365 views Asked by At

I have a pretty simple AWS Lambda function in which I connect to an Amazon Keyspaces for Cassandra database. This code in Python works, but from time to time I get the error. How do I fix this strange behavior? I have an assumption that you need to make additional settings when initializing the cluster. For example, set_max_connections_per_host. I would appreciate any help.

ERROR:

('Unable to complete the operation against any hosts', {<Host: X.XXX.XX.XXX:XXXX eu-central-1>: ConnectionShutdown('Connection to X.XXX.XX.XXX:XXXX was closed')})

lambda_function.py:

import sessions


cassandra_db_session = None
cassandra_db_username = 'your-username'
cassandra_db_password = 'your-password'
cassandra_db_endpoints = ['your-endpoint']
cassandra_db_port = 9142


def lambda_handler(event, context):
    global cassandra_db_session
    if not cassandra_db_session:
        cassandra_db_session = sessions.create_cassandra_session(
            cassandra_db_username,
            cassandra_db_password,
            cassandra_db_endpoints,
            cassandra_db_port
        )
    result = cassandra_db_session.execute('select * from "your-keyspace"."your-table";')
    return 'ok'

sessions.py:

from ssl import SSLContext
from ssl import CERT_REQUIRED
from ssl import PROTOCOL_TLSv1_2
from cassandra.cluster import Cluster
from cassandra.auth import PlainTextAuthProvider
from cassandra.policies import DCAwareRoundRobinPolicy


def create_cassandra_session(db_username, db_password, db_endpoints, db_port):
    ssl_context = SSLContext(PROTOCOL_TLSv1_2)
    ssl_context.load_verify_locations('your-path/AmazonRootCA1.pem')
    ssl_context.verify_mode = CERT_REQUIRED
    auth_provider = PlainTextAuthProvider(username=db_username, password=db_password)
    cluster = Cluster(
        db_endpoints,
        ssl_context=ssl_context,
        auth_provider=auth_provider,
        port=db_port,
        load_balancing_policy=DCAwareRoundRobinPolicy(local_dc='eu-central-1'),
        protocol_version=4,
        connect_timeout=60
    )
    session = cluster.connect()
    return session
2

There are 2 answers

3
Erick Ramirez On

There isn't much point setting the max connections on the client side since AWS Lambdas are effectively "dead" between runs.
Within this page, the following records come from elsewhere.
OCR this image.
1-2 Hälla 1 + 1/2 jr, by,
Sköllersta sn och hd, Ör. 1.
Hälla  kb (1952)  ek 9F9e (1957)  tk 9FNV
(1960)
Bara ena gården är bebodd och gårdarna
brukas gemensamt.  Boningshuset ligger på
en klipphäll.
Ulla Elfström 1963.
For the same reason, the recommendation is to disable driver heartbeats (with idle_heartbeat_interval = 0) since there is no activity that occurs until the next time the function is called.
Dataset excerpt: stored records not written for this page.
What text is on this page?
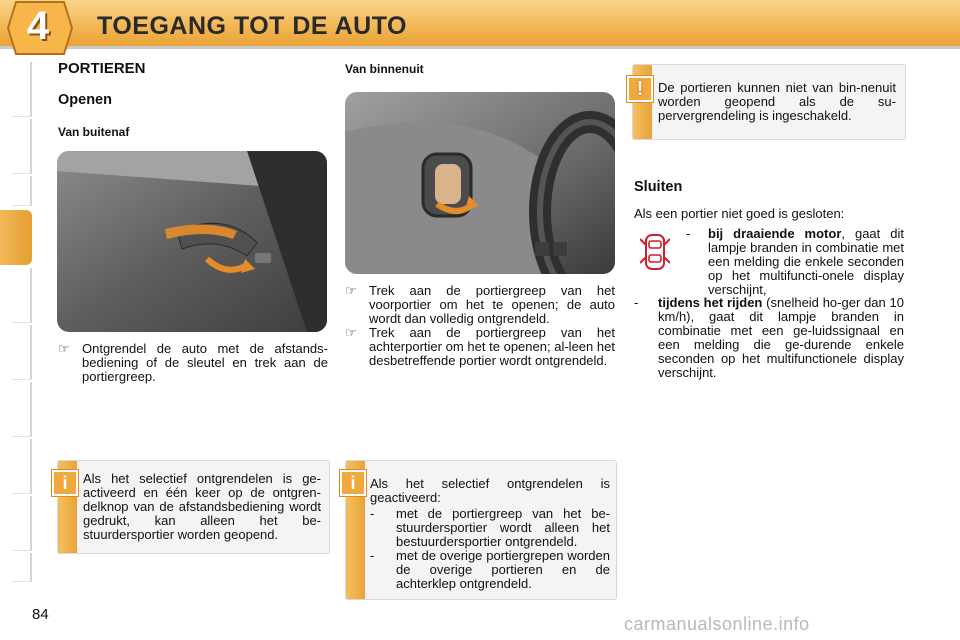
4 TOEGANG TOT DE AUTO
PORTIEREN
Openen
Van buitenaf
☞ Ontgrendel de auto met de afstands-bediening of de sleutel en trek aan de portiergreep.
i	Als het selectief ontgrendelen is ge-activeerd en één keer op de ontgren-delknop van de afstandsbediening wordt gedrukt, kan alleen het be-stuurdersportier worden geopend.
Van binnenuit
☞ Trek aan de portiergreep van het voorportier om het te openen; de auto wordt dan volledig ontgrendeld.
☞ Trek aan de portiergreep van het achterportier om het te openen; al-leen het desbetreffende portier wordt ontgrendeld.
i	Als het selectief ontgrendelen is geactiveerd:
- met de portiergreep van het be-stuurdersportier wordt alleen het bestuurdersportier ontgrendeld.
- met de overige portiergrepen worden de overige portieren en de achterklep ontgrendeld.
!	De portieren kunnen niet van bin-nenuit worden geopend als de su-pervergrendeling is ingeschakeld.
Sluiten
Als een portier niet goed is gesloten:
- bij draaiende motor, gaat dit lampje branden in combinatie met een melding die enkele seconden op het multifuncti-onele display verschijnt,
- tijdens het rijden (snelheid ho-ger dan 10 km/h), gaat dit lampje branden in combinatie met een ge-luidssignaal en een melding die ge-durende enkele seconden op het multifunctionele display verschijnt.
84	carmanualsonline.info
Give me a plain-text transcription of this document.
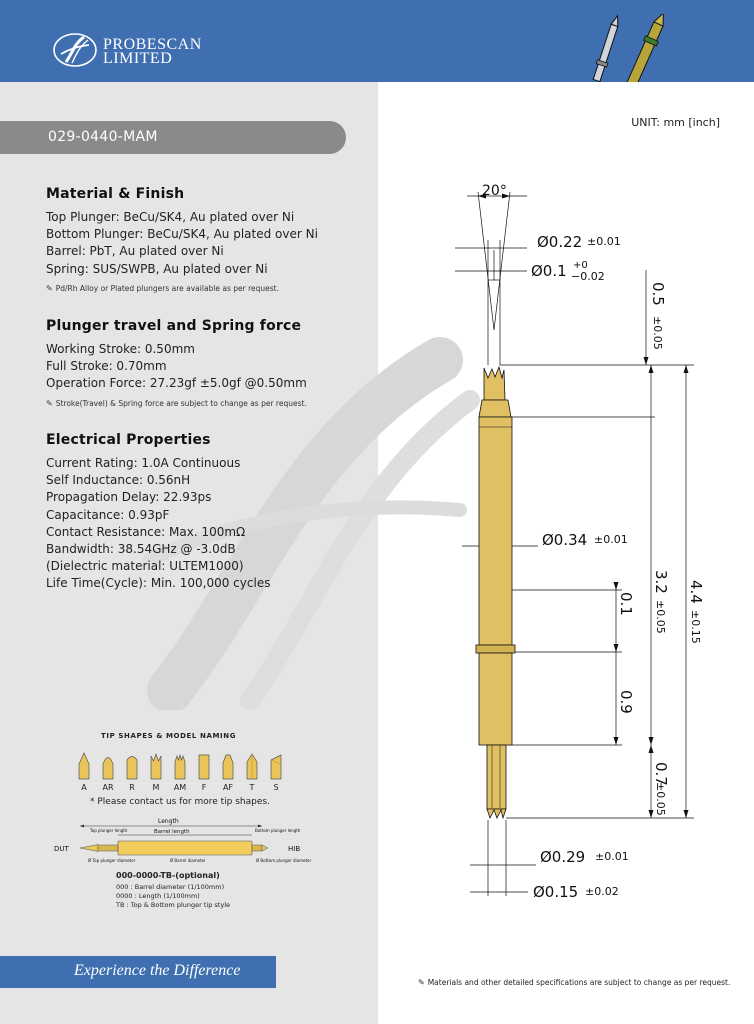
PROBESCAN
LIMITED
029-0440-MAM
UNIT: mm [inch]
Material & Finish
Top Plunger: BeCu/SK4, Au plated over Ni
Bottom Plunger: BeCu/SK4, Au plated over Ni
Barrel: PbT, Au plated over Ni
Spring: SUS/SWPB, Au plated over Ni
✎ Pd/Rh Alloy or Plated plungers are available as per request.
Plunger travel and Spring force
Working Stroke: 0.50mm
Full Stroke: 0.70mm
Operation Force: 27.23gf ±5.0gf @0.50mm
✎ Stroke(Travel) & Spring force are subject to change as per request.
Electrical Properties
Current Rating: 1.0A Continuous
Self Inductance: 0.56nH
Propagation Delay: 22.93ps
Capacitance: 0.93pF
Contact Resistance: Max. 100mΩ
Bandwidth: 38.54GHz @ -3.0dB
(Dielectric material: ULTEM1000)
Life Time(Cycle): Min. 100,000 cycles
TIP SHAPES & MODEL NAMING
A	AR	R	M	AM	F	AF	T	S
* Please contact us for more tip shapes.
Length
Top plunger length	Barrel length	Bottom plunger length
DUT	HIB
Ø Top plunger diameter	Ø Barrel diameter	Ø Bottom plunger diameter
000-0000-TB-(optional)
000 : Barrel diameter (1/100mm)
0000 : Length (1/100mm)
TB : Top & Bottom plunger tip style
Experience the Difference
✎ Materials and other detailed specifications are subject to change as per request.
20°
Ø0.22 ±0.01
Ø0.1 +0
−0.02
Ø0.34 ±0.01
Ø0.29 ±0.01
Ø0.15 ±0.02
0.5
±0.05
3.2
±0.05
4.4
±0.15
0.1
0.9
0.7
±0.05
This doesn't necessarily cause the issue you are seeing but there's a good chance the connection is being reused by the driver after it has been closed server-side.
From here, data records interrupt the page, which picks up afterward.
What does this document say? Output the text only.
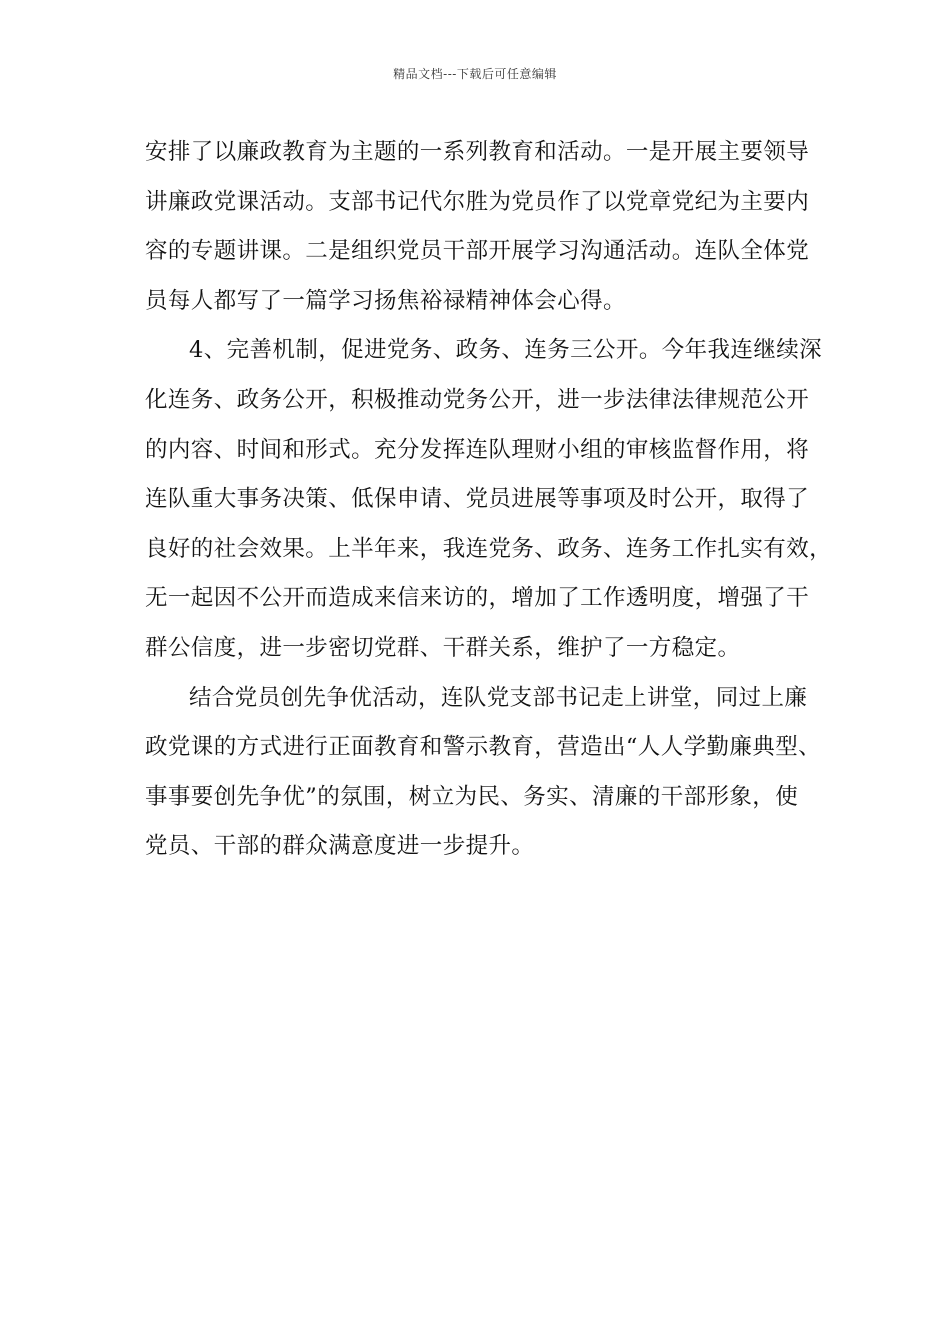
精品文档---下载后可任意编辑
安排了以廉政教育为主题的一系列教育和活动。一是开展主要领导
讲廉政党课活动。支部书记代尔胜为党员作了以党章党纪为主要内
容的专题讲课。二是组织党员干部开展学习沟通活动。连队全体党
员每人都写了一篇学习扬焦裕禄精神体会心得。
4、完善机制，促进党务、政务、连务三公开。今年我连继续深
化连务、政务公开，积极推动党务公开，进一步法律法律规范公开
的内容、时间和形式。充分发挥连队理财小组的审核监督作用，将
连队重大事务决策、低保申请、党员进展等事项及时公开，取得了
良好的社会效果。上半年来，我连党务、政务、连务工作扎实有效，
无一起因不公开而造成来信来访的，增加了工作透明度，增强了干
群公信度，进一步密切党群、干群关系，维护了一方稳定。
结合党员创先争优活动，连队党支部书记走上讲堂，同过上廉
政党课的方式进行正面教育和警示教育，营造出“人人学勤廉典型、
事事要创先争优”的氛围，树立为民、务实、清廉的干部形象，使
党员、干部的群众满意度进一步提升。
With the lack of public documentation on the inner-workings of AWS Keyspaces, it's difficult to know what is happening on the cluster. I've always suspected that AWS Keyspaces has a CQL-like API engine in front of a Dynamo DB so there are quirks like what you're seeing that are hard to track down since it requires knowledge only available internally at AWS.

FWIW the DataStax drivers aren't tested against AWS Keyspaces.

1
Aaron On

This is the biggest issue which I see:

result = cassandra_db_session.execute('select * from "your-keyspace"."your-table";')

The code looks fine, but I don't see a WHERE clause. So if there's a lot of data, a single node (chosen as a coordinator) will have to build the result set while pulling data from all other nodes. As this results in (un)predictibly bad performance, that could explain why it works sometimes, but not others.

Pro-tip: All queries in Cassandra should have a WHERE clause.